The Inevitable Mishaps of Traveling, Part 2

Photo courtesy of Easy Travel Group

By Amanda Cardini, Staff Writer

Last week I wrote about an experience I had when traveling in Italy in which I missed my train stop, got stuck in an elevator, missed a second train and ultimately arrived at my destination hours later than planned. I reached out to other T-birds to see if they had similar stories and was surprised at the amount of responses I received! So, in the spirit of traveling for the upcoming holidays and winter break, I have a few more T-bird stories of not-so-smooth travel to share.  

Courtesy of Laura Quintero

Laura (MAGAM ‘18) – Caught up on the way to Colombia

In the summer of 2014, I was traveling from Phoenix to Colombia to go on a cruise with my parents. I was supposed to arrive in Colombia two days before the cruise so that I could spend time with my parents before our trip. I flew from Phoenix to Houston and had a layover before boarding my next flight to Colombia. Shortly into the flight to Colombia, a drunk lady began hitting her husband and trying to open the door of the plane. We were forced to turn around and go back to Houston where this woman was arrested. Everyone on the plane then had to get a new flight. I had to stand in a three-hour line while the airline employees tried to sort everyone out. This was around 5 a.m., and I wasn’t able to get a new flight until 6 p.m. I was given a voucher for food and a hotel, so I was at least able to sleep the time away. But when I finally boarded my new flight there was a storm, and we experienced a four or five-second free fall. Another issue occurred as a result, and we had to go back to Houston. At this point I became very concerned that I wasn’t going to make the cruise! I had to wait in another long line and was finally scheduled for a new flight taking off at 10 p.m. Right after I got off the phone with my parents to tell them my new arrival time, my flight was cancelled. I ended up having no choice but to catch a flight to Miami the next morning, so I spent the night in another hotel that the airline provided and was able to connect to Colombia from Miami the next day. Fortunately, I made it in time for the cruise!

Bryce (MAGAM ‘19) – Costly ventures in London 

I traveled with some friends a couple years ago when I was studying in France. We had been in London for a few days and were flying to Geneva on the cheapest ticket we could find — an 8 a.m. flight on Easyjet.

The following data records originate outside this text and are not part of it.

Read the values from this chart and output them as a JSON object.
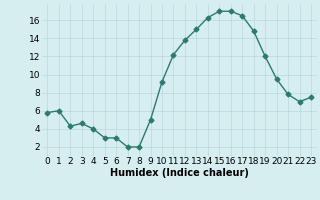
{
  "x": [
    0,
    1,
    2,
    3,
    4,
    5,
    6,
    7,
    8,
    9,
    10,
    11,
    12,
    13,
    14,
    15,
    16,
    17,
    18,
    19,
    20,
    21,
    22,
    23
  ],
  "y": [
    5.8,
    6.0,
    4.3,
    4.6,
    4.0,
    3.0,
    3.0,
    2.0,
    2.0,
    5.0,
    9.2,
    12.2,
    13.8,
    15.0,
    16.3,
    17.0,
    17.0,
    16.5,
    14.8,
    12.0,
    9.5,
    7.8,
    7.0,
    7.5
  ],
  "line_color": "#2d7a6e",
  "marker": "D",
  "markersize": 2.5,
  "linewidth": 1.0,
  "background_color": "#d6eef0",
  "grid_color": "#b8d8dc",
  "xlabel": "Humidex (Indice chaleur)",
  "xlabel_fontsize": 7,
  "ylabel_ticks": [
    2,
    4,
    6,
    8,
    10,
    12,
    14,
    16
  ],
  "ylim": [
    1.0,
    17.8
  ],
  "xlim": [
    -0.5,
    23.5
  ],
  "tick_fontsize": 6.5
}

We figured we would just sleep in the airport and not have to pay for lodging that night. What we didn’t know was that we had booked our flights out of an airport about 50 kilometers away. We had finished watching Thor 2 in theaters pretty late and were throwing the frisbee around by a specific bus stop that we (falsely) assumed would provide us with transportation to the supposedly nearby airport. It was 2 a.m. when we realized our mistake and started panicking. We eventually found a taxi company nearby (which turned out to be more like two Turkish guys with cars) who were willing to take the seven of us to the airport an hour away at 3 in the morning.  What started off as a laid-back night ended up being a costly and harrowing ordeal.

Courtesy of Priscila Perotti

Priscila (MAGAM ‘19) – Transportation in Peru and Paris

I was traveling to Peru and upon arriving at the airport asked for help finding the best way to get to where I was going. I was told Uber, so I requested a ride on the app. Shortly after, a car pulled up that was the same car as the one I had requested on Uber. I got in, and the driver asked how I was paying. I was confused because the Uber app pulls payment automatically from your bank account. It was at this point that I found out there’s a taxi company called “Uber” in Peru. The taxi driver became angry and stopped the car in an alley, demanding that I pay him immediately. I was essentially forced to give him all the money in my wallet — 80 Peruvian pesos. He still drove me to my destination, and I had no choice but to finish the ride with him as I didn’t have a working cell phone or any other cash!

A few months later, I was in Paris and had a similar experience. Two guards stopped me at a train station and told me that I had the wrong ticket to go the airport and that if I wanted to exit the station I needed to pay 50 euros. I was once again forced to give up all the money in my wallet. Lesson learned — don’t carry a lot of cash when traveling!

Courtesy of Dray Williams

Dray (MAGAM ‘19) – Miscommunications in Ukraine

When I was in Ukraine, I didn’t immediately realize that some of my hand gestures meant very different things there than they do in the United States. I often walk around making the “hang loose” sign to strangers to say hello, and for a while my younger sister in my host family would laugh when I did this. Eventually she told me that in Ukraine that hand signal is associated with marijuana. I also frequently snap my fingers and then clap my hand to my fist while walking around. Again, I had been doing this without realizing what it meant in Ukraine, although I did notice it was attracting extra attention. Later I found out that what I was doing can be interpreted as wanting to take someone to bed. I realized that I had been doing both of these things for three months to a variety of people on the street and immediately stopped.